Article Text
Abstract
Introduction Endovascular treatment has become the first line therapy at many centers for patients with cerebral aneurysms. In this coil-first era of aneurysm treatment, surgical clipping is typically reserved for lesions with complex morphologies or those which have recurred following initial endovascular therapy. We report the surgical clipping outcomes in a modern cohort of aneurysm patients who were treated at an institution which has adopted a coil-first policy.
Methods We performed a retrospective evaluation of a prospective, institutional review board approved database of patients treated for cerebral aneurysms at the University of Virginia over a three year span from 2010 to 2012. During this period, there was an institutional coil-first policy for cerebral aneurysms such that the only patients who underwent surgical clipping were those with aneurysms deemed unsuitable for endovascular treatment due to aneurysm morphology or incomplete aneurysm occlusion despite endovascular treatment. Patient demographics, aneurysm characteristics, and postoperative outcomes were reported. Pearson’s chi-squared test was used to compare postoperative outcomes between unruptured and ruptured aneurysm patients.

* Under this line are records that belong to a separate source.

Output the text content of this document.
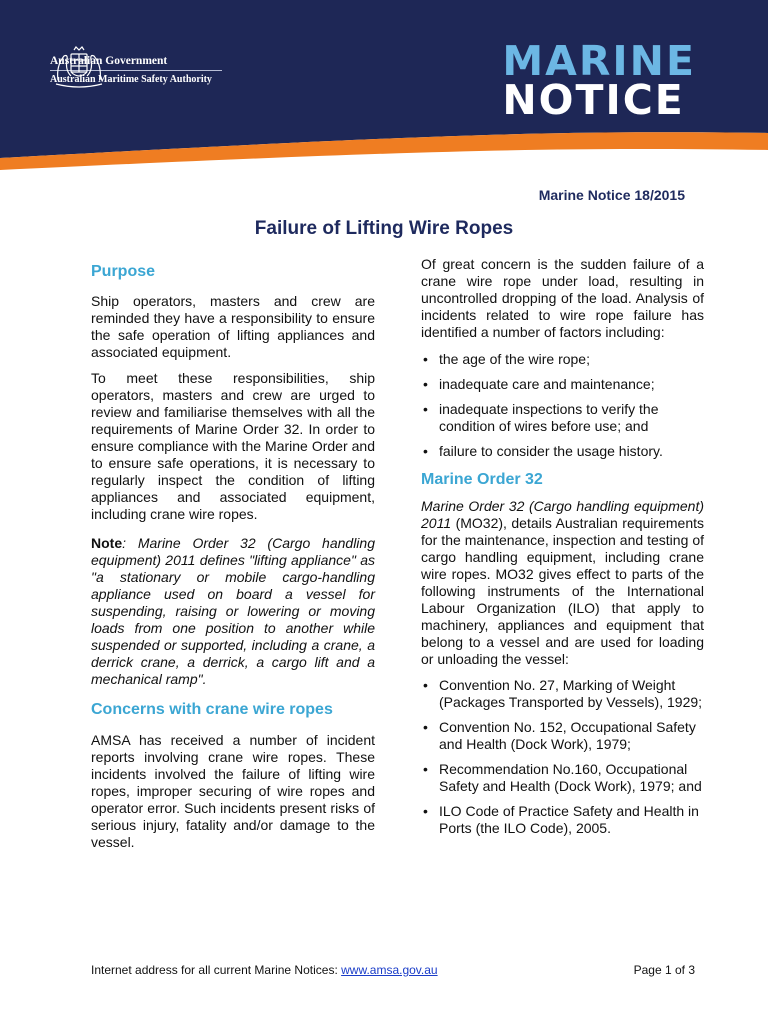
Australian Government
Australian Maritime Safety Authority	MARINE
NOTICE
Marine Notice 18/2015
Failure of Lifting Wire Ropes
Purpose

Ship operators, masters and crew are reminded they have a responsibility to ensure the safe operation of lifting appliances and associated equipment.

To meet these responsibilities, ship operators, masters and crew are urged to review and familiarise themselves with all the requirements of Marine Order 32. In order to ensure compliance with the Marine Order and to ensure safe operations, it is necessary to regularly inspect the condition of lifting appliances and associated equipment, including crane wire ropes.

Note: Marine Order 32 (Cargo handling equipment) 2011 defines "lifting appliance" as "a stationary or mobile cargo-handling appliance used on board a vessel for suspending, raising or lowering or moving loads from one position to another while suspended or supported, including a crane, a derrick crane, a derrick, a cargo lift and a mechanical ramp".

Concerns with crane wire ropes

AMSA has received a number of incident reports involving crane wire ropes. These incidents involved the failure of lifting wire ropes, improper securing of wire ropes and operator error. Such incidents present risks of serious injury, fatality and/or damage to the vessel.

Of great concern is the sudden failure of a crane wire rope under load, resulting in uncontrolled dropping of the load. Analysis of incidents related to wire rope failure has identified a number of factors including:

• the age of the wire rope;
• inadequate care and maintenance;
• inadequate inspections to verify the condition of wires before use; and
• failure to consider the usage history.
Marine Order 32

Marine Order 32 (Cargo handling equipment) 2011 (MO32), details Australian requirements for the maintenance, inspection and testing of cargo handling equipment, including crane wire ropes. MO32 gives effect to parts of the following instruments of the International Labour Organization (ILO) that apply to machinery, appliances and equipment that belong to a vessel and are used for loading or unloading the vessel:

• Convention No. 27, Marking of Weight (Packages Transported by Vessels), 1929;
• Convention No. 152, Occupational Safety and Health (Dock Work), 1979;
• Recommendation No.160, Occupational Safety and Health (Dock Work), 1979; and
• ILO Code of Practice Safety and Health in Ports (the ILO Code), 2005.
Internet address for all current Marine Notices: www.amsa.gov.au	Page 1 of 3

Results A total of 59 patients were included for analysis. The median age was 58 years (range 29 to 79 years) and 71% of patients were female. The proportions of unruptured and ruptured aneurysms were 49% and 51%, respectively. The median Hunt and Hess and Fisher grades of the patients who presented with subarachnoid haemorrhage were 3 and 4, respectively. The locations of the 67 aneurysms were anterior communicating artery (30%), middle cerebral artery (48%), posterior communicating artery (10%), internal carotid artery terminus (9%), and posterior inferior cerebellar artery (3%). The median aneurysm diameter was 6 mm (range 2 to 22 mm). Prior coil embolization was performed or attempted in 20% of patients including residual or recurrent aneurysm, failed coil embolization, and post-coiling aneurysm rupture in 10%, 7%, and 3% of patients, respectively. Complex aneurysm morphology was noted in 56% of patients. The median postoperative follow-up was 3.2 months (range 0.1 to 34.4 months). New neurological deficits were noted in 29% of patients including a mortality rate of 5%. Clinical vasospasm was observed in 24% of patients and seizures occurred in 7% of patients. Temporary or permanent cerebrospinal fluid (CSF) diversion was required in 25% of patients. Patients with ruptured aneurysms were more likely to have new neurological deficits (P = 0.012), clinical vasospasm (P = 0.003), and require CSF diversion (P = 0.0001).

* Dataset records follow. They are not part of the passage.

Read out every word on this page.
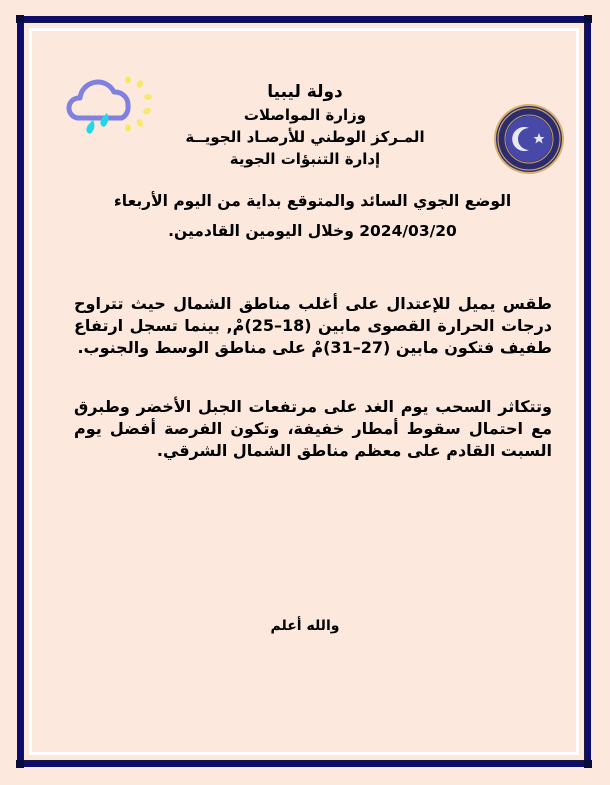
دولة ليبيا
وزارة المواصلات
المـركز الوطني للأرصـاد الجويــة
إدارة التنبؤات الجوية
الوضع الجوي السائد والمتوقع بداية من اليوم الأربعاء
2024/03/20 وخلال اليومين القادمين.
طقس يميل للإعتدال على أغلب مناطق الشمال حيث تتراوح درجات الحرارة القصوى مابين (18–25)مْ, بينما تسجل ارتفاع طفيف فتكون مابين (27–31)مْ على مناطق الوسط والجنوب.
وتتكاثر السحب يوم الغد على مرتفعات الجبل الأخضر وطبرق مع احتمال سقوط أمطار خفيفة، وتكون الفرصة أفضل يوم السبت القادم على معظم مناطق الشمال الشرقي.
والله أعلم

Conclusions Due to the increasing frequency with which complex aneurysms are presenting for surgical clipping, the difficulty associated with surgical aneurysm treatment has risen over time. Long-term follow-up is necessary for surgically treated patients under a coil-first policy to determine the longitudinal progression of postoperative neurological deficits and neurocognitive outcomes. Despite significant advances in endovascular technology, surgical clipping remains an important treatment option for cerebral aneurysm patients. Patients with ruptured aneurysms are predisposed to poorer outcomes than those with unruptured aneurysms.
Disclosures D. Ding: None. C. Chen: None. R. Starke: None. K. Liu: None.